Hello forum! I have yet another question concerning calculus and the topic we're doing right now is extremely confusing for me.

1. The problem statement, all variables and given/known data

Eliminate the parameter from the parametric equations x=3t/(1+t3), y=3t2/(1+t3), and hence find an Cartesian equation in x and y for this
curve.
2. Relevant equations

3. The attempt at a solution

ummm, i have no idea how to approach this question, i assume with parametric equation you need to express t in terms of y and plug in it another equation where x is defined.... however, these two equations are pretty complicated and you cant really express t in terms of y and plug it in another equation, what do you do?

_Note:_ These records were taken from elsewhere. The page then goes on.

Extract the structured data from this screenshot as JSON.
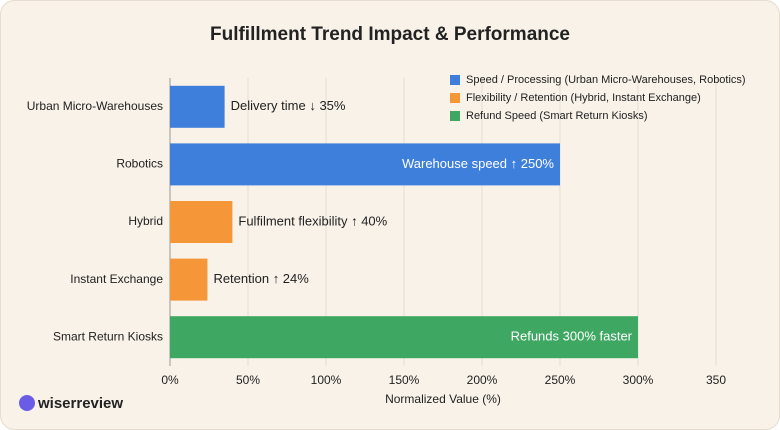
{
  "chart_data": {
    "type": "bar",
    "orientation": "horizontal",
    "title": "Fulfillment Trend Impact & Performance",
    "categories": [
      "Urban Micro-Warehouses",
      "Robotics",
      "Hybrid",
      "Instant Exchange",
      "Smart Return Kiosks"
    ],
    "values": [
      35,
      250,
      40,
      24,
      300
    ],
    "value_labels": [
      "Delivery time ↓ 35%",
      "Warehouse speed ↑ 250%",
      "Fulfilment flexibility ↑ 40%",
      "Retention ↑ 24%",
      "Refunds 300% faster"
    ],
    "colors": [
      "#3f7fdc",
      "#3f7fdc",
      "#f59638",
      "#f59638",
      "#3ea862"
    ],
    "legend": [
      {
        "name": "Speed / Processing (Urban Micro-Warehouses, Robotics)",
        "color": "#3f7fdc"
      },
      {
        "name": "Flexibility / Retention (Hybrid, Instant Exchange)",
        "color": "#f59638"
      },
      {
        "name": "Refund Speed (Smart Return Kiosks)",
        "color": "#3ea862"
      }
    ],
    "xlabel": "Normalized Value (%)",
    "xlim": [
      0,
      350
    ],
    "xticks": [
      {
        "value": 0,
        "label": "0%"
      },
      {
        "value": 50,
        "label": "50%"
      },
      {
        "value": 100,
        "label": "100%"
      },
      {
        "value": 150,
        "label": "150%"
      },
      {
        "value": 200,
        "label": "200%"
      },
      {
        "value": 250,
        "label": "250%"
      },
      {
        "value": 300,
        "label": "300%"
      },
      350
    ],
    "grid": true
  },
  "brand": "wiserreview"
}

I notice the x and y equations are very similar except that y=t^2 in numerator and im certain you should use that somehow....but I have no idea how

Last edited: Dec 1, 2011
2. Dec 1, 2011

### dextercioby

So it's y(x) = x t(x), but t(x) can't be expressed in a simple manner, since it should come from a cubic.

3. Dec 1, 2011

### wuffle

I guess...

turns out my x=y^2 was wrong, now im completely lost.

actually yeah, i just fond out y(x)=x * t(x), i just plugged in some numbers and it turned out y/x=t, what do i do with that?

Last edited: Dec 1, 2011
4. Dec 2, 2011

### wuffle

Still can't get it.

I guess writing it as y(x)=xt(x) works but shouldnt we get rid of t in our equation?

5. Dec 2, 2011

### dextercioby

You should get rid of t, of course, but it ain't easy. To get somewhere, you should first have x and y defined as functions of t on a certain interval, i.e. look for the inverse function t =t(x) only when this exists, i.e. on the set of x's on which the mapping is single valued and well-bahaved.

But then even this can't guarantee you that t=t(x) can be found without solving the cubic with Cardano's formulae.